Employee National Insurance (Class 1 primary) is deducted directly from a worker's gross pay before they receive their salary, at 8% on earnings between £12,570 and £50,270 per year and 2% above that [3]. Employer National Insurance (Class 1 secondary) is a separate charge paid by the employer at 15% on all earnings above £5,000 per year; it does not appear on the employee's payslip and does not reduce their take-home pay directly [4]. The two contributions are calculated independently on the same earnings figure.
How many National Insurance qualifying years are needed for the full State Pension?
A worker generally needs 35 qualifying years on their National Insurance record to receive the full new State Pension, and a minimum of 10 qualifying years to receive any payment at all [6]. A qualifying year is one in which the worker's earnings were at or above the Lower Earnings Limit for that tax year. Workers can check how many qualifying years they have and see their State Pension forecast by using the gov.uk Check your National Insurance Record service [9].
Does employer National Insurance come out of an employee's salary?
Employer National Insurance is not deducted from the employee's salary and does not reduce their take-home pay [4]. It is an additional cost borne by the employer, payable on top of wages.
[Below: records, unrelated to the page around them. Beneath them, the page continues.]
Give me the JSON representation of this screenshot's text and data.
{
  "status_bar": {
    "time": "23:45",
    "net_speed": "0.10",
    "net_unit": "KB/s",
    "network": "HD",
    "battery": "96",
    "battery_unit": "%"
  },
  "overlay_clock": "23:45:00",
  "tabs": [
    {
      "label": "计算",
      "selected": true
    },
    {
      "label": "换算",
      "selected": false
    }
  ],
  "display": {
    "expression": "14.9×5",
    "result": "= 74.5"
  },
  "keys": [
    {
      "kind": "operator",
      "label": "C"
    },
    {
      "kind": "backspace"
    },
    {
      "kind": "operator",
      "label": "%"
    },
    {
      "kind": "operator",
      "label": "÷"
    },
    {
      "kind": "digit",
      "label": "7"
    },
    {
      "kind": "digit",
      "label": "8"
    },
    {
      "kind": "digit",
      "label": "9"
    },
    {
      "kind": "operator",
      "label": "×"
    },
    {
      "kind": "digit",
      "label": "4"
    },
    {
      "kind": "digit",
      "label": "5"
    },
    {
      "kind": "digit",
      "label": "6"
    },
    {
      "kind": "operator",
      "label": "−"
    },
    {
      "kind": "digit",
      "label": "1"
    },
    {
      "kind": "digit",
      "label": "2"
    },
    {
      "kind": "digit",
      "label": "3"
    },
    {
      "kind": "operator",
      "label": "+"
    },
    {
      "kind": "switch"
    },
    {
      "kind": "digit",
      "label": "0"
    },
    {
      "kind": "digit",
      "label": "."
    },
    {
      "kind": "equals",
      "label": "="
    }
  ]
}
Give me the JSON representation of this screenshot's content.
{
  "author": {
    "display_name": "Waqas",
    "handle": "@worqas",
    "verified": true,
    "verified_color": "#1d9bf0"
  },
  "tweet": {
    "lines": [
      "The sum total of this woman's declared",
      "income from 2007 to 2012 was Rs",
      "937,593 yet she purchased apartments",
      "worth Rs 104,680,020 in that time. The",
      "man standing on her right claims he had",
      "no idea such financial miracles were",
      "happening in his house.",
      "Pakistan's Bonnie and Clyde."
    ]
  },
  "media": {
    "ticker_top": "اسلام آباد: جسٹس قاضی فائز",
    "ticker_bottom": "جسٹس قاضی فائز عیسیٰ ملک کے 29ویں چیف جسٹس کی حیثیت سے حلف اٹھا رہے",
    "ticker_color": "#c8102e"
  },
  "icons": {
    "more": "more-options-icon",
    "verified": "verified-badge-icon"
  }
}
For a worker earning £30,000 per year, the employer pays approximately £3,750 in secondary NI (15% on £25,000 above the £5,000 Secondary Threshold), meaning the true cost of employing that person is roughly £33,750 before pension contributions and other on-costs are added [4].
Can gaps in a National Insurance record be filled?
Workers with gaps in their NI record can pay voluntary Class 3 contributions to fill them, subject to eligibility rules and time limits that depend on how far back the gap falls [10]. Filling gaps is particularly relevant for workers with career breaks, extended periods of low earnings, or years of self-employment where profits were below the Lower Profit Limit. The gov.uk voluntary National Insurance contributions page sets out the current rates and the deadlines for filling specific tax years [10].